10 Home Maintenance Tips for Spring
After a long, dark winter, spring’s bright sun and warm winds are, well, a breath of fresh air. The only downside? All that sunshine spotlights your leaf-filled gutters, cracked sidewalks and the dead plants in last year’s flower beds.
Check for loose or leaky gutters. Improper drainage can lead to water damage to your foundation. Make sure downspouts drain away from the foundation and are clear and free of debris.
Low areas in the yard or next to the foundation should be filled with compacted soil. Spring rains can cause yard flooding, which can lead to foundation damage. Also, when water pools in these low areas in summer, it creates a breeding ground for insects.
Using your finger or wooden dowel to probe the wood trim around windows, doors, railings and decks. Make repairs now before the spring rains do more damage to the rotted wood allowing water to get behind windows and door frames.
From the ground, examine roof shingles to see if any were lost or damaged during winter. If your home has an older roof covering, you may want to consider repair or replacement. The South Texas summer sun can really damage roof shingles. Shingles that are cracked, buckled or loose or are missing granules need to be replaced. Flashing around plumbing vents, skylights and chimneys need to be checked and repaired by a qualified roofer.
Shingles that are worn enough to see fiberglass fibers showing should be replaced immediately. Once the fiberglass is exposed, it acts as a sponge to hold water against the roof decking that can cause significant damage.
Examine the exterior of the chimney for signs of damage. Have the flue cleaned and inspected by a certified chimney sweep. Burning unseasoned wood can lead to a faster buildup of creosote. A big fire hazard in a chimney.
Inspect concrete slabs for signs of cracks or movement. All exterior slabs except pool decks should drain away from the home’s foundation. Fill cracks with a concrete crack filler or silicone caulk.
Remove firewood stored near the home. Firewood should be stored at least 18 inches off the ground at least 2 feet from the structure. Wood on the ground can be a breeding ground for termites, destructive insects such as wood ants as well as rodents.
Check outside hose faucets for freeze damage. That can appear as swollen or cracked hose bibbs and supply pipes. Look at the areas that transition from the siding materials to the foundation for water or mold. That can be a sign of a broken pipe inside the wall. While you’re at it, check the garden hose for dry rot.
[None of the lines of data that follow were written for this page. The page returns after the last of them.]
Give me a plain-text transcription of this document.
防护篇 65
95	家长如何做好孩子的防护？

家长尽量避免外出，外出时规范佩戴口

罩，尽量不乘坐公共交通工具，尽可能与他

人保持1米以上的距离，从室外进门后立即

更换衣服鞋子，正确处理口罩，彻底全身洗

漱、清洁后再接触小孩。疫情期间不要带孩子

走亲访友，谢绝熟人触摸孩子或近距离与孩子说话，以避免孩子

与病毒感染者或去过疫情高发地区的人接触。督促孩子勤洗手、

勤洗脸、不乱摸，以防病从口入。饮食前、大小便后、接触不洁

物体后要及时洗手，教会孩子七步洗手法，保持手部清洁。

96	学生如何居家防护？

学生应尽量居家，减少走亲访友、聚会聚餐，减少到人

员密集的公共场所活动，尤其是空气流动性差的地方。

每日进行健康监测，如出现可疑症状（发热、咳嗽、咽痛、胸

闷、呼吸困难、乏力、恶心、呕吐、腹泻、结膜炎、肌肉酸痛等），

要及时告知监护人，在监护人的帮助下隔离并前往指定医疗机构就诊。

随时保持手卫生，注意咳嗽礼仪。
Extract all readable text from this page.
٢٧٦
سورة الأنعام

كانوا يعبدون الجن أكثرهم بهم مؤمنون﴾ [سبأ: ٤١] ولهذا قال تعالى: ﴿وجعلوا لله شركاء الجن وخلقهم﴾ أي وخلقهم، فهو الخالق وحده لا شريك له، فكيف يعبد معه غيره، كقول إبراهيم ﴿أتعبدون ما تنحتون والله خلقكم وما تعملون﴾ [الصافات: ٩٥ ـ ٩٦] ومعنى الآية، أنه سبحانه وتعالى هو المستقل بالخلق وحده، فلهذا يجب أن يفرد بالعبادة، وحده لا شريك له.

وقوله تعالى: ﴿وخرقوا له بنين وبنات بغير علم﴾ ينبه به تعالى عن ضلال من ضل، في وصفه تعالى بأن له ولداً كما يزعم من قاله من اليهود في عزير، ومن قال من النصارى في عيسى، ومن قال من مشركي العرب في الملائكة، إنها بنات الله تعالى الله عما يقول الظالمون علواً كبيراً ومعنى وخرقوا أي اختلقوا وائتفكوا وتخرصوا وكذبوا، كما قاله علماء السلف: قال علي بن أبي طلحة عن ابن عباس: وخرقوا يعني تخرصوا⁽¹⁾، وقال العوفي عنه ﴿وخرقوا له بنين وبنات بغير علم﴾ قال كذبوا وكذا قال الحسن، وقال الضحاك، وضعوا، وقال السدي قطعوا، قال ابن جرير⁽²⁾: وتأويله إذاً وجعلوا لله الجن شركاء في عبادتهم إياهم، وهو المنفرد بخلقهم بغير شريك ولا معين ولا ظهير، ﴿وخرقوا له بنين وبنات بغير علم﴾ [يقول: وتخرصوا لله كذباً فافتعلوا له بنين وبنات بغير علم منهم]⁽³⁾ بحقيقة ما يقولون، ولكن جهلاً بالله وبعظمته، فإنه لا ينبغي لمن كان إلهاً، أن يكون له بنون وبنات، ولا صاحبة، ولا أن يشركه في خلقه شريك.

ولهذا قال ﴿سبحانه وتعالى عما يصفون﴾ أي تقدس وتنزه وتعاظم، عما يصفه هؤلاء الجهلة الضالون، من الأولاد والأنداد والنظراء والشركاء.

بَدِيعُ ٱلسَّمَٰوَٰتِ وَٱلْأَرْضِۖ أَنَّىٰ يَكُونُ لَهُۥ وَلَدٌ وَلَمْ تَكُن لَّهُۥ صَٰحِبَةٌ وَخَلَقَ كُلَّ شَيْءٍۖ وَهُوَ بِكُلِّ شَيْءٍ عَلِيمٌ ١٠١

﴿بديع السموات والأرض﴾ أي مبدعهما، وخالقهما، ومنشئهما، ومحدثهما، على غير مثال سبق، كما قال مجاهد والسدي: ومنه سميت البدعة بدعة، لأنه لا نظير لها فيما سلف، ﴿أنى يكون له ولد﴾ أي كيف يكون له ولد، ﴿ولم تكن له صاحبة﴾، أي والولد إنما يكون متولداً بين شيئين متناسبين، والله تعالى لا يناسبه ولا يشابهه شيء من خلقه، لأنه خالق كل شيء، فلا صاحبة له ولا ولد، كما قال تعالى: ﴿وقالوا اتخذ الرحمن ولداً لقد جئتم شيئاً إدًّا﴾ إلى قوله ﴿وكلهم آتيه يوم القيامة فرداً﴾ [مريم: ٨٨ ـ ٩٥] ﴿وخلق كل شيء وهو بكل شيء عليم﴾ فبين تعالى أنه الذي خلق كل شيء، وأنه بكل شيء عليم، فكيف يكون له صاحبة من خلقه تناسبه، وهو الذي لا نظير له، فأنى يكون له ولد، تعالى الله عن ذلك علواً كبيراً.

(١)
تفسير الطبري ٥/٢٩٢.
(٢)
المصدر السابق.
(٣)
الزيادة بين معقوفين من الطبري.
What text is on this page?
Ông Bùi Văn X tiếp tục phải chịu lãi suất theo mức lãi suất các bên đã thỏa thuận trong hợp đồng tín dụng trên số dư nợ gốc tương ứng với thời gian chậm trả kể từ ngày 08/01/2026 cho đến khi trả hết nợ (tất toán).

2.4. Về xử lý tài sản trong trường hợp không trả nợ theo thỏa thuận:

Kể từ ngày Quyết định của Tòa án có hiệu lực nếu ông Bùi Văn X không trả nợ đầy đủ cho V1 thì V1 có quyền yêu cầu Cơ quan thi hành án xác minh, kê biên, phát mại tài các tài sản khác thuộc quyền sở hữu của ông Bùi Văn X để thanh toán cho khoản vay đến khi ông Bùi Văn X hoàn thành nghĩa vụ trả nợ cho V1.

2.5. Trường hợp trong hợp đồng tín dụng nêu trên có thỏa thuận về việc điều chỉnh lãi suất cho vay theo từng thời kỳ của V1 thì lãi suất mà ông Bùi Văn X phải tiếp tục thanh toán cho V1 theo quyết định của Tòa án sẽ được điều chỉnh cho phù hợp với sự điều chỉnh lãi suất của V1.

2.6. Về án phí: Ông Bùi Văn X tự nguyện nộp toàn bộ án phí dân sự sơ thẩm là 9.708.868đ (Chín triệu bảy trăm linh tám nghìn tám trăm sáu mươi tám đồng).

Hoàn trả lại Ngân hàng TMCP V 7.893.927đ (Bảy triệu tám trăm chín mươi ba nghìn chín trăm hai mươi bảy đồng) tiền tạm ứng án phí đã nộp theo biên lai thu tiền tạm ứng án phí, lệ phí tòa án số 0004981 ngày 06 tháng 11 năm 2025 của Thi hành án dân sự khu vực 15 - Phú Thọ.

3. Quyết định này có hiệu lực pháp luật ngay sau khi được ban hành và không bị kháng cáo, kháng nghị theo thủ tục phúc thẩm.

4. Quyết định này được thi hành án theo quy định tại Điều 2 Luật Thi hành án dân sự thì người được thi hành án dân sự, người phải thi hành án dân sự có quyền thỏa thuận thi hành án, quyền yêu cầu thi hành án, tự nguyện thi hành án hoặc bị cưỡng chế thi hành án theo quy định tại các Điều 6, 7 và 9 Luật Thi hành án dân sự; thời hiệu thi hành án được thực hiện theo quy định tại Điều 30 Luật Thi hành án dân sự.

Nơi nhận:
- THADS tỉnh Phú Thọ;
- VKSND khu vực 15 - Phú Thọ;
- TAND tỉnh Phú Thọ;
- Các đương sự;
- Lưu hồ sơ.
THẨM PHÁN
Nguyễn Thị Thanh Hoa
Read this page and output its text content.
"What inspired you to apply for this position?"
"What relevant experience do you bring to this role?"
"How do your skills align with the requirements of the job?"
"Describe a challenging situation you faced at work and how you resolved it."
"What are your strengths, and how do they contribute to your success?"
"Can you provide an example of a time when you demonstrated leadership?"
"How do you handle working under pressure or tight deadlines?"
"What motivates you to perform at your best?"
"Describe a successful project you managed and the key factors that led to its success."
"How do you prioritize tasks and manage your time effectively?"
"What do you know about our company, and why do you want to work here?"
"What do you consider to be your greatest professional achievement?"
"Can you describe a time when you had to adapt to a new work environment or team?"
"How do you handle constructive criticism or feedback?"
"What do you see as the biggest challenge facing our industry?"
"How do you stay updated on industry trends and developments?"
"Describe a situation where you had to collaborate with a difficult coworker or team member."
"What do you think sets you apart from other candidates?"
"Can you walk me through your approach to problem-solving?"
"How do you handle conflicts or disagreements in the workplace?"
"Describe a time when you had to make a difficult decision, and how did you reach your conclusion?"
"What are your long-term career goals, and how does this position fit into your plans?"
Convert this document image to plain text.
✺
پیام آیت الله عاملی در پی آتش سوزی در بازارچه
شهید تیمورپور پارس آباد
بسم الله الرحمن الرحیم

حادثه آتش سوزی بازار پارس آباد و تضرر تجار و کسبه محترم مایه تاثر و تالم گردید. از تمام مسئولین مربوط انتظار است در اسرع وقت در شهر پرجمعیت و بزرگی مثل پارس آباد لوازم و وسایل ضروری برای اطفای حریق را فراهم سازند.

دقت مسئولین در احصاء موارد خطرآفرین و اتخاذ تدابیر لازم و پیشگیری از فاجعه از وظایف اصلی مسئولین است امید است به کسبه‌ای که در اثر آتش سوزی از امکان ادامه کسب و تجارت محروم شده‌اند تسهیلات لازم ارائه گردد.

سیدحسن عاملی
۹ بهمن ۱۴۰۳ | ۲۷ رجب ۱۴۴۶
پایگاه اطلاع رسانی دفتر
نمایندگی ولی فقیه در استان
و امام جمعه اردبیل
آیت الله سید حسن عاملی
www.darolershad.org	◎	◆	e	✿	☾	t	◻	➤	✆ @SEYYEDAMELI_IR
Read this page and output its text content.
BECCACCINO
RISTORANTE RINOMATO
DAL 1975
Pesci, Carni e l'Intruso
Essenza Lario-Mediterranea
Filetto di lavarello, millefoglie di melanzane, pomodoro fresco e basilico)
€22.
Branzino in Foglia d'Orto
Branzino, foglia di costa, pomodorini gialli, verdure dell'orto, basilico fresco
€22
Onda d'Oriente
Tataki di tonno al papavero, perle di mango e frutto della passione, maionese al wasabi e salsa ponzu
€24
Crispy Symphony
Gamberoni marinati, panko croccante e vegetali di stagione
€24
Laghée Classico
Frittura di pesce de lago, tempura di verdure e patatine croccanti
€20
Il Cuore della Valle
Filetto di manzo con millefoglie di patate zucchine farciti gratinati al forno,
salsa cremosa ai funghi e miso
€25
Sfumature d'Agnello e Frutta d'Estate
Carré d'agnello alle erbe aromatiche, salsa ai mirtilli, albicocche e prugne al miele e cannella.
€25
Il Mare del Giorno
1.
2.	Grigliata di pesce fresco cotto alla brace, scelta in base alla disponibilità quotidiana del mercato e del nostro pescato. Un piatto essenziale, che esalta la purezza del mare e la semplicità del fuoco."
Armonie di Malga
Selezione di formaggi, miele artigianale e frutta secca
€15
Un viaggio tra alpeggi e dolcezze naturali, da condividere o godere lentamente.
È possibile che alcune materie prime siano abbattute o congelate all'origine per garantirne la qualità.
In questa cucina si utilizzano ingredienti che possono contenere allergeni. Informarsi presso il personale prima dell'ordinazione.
Have a qualified heating and cooling contractor clean and service the outside unit of the air conditioning system. Clean coils operate more efficiently, and an annual service call will keep the system working at peak performance levels. Change interior filters on a regular basis.
Check your gas- and battery-powered lawn equipment to make sure it is ready for summer use. Clean equipment and sharp cutting blades will make yard work easier. A little care here can save you the cost of replacing high dollar yard equipment.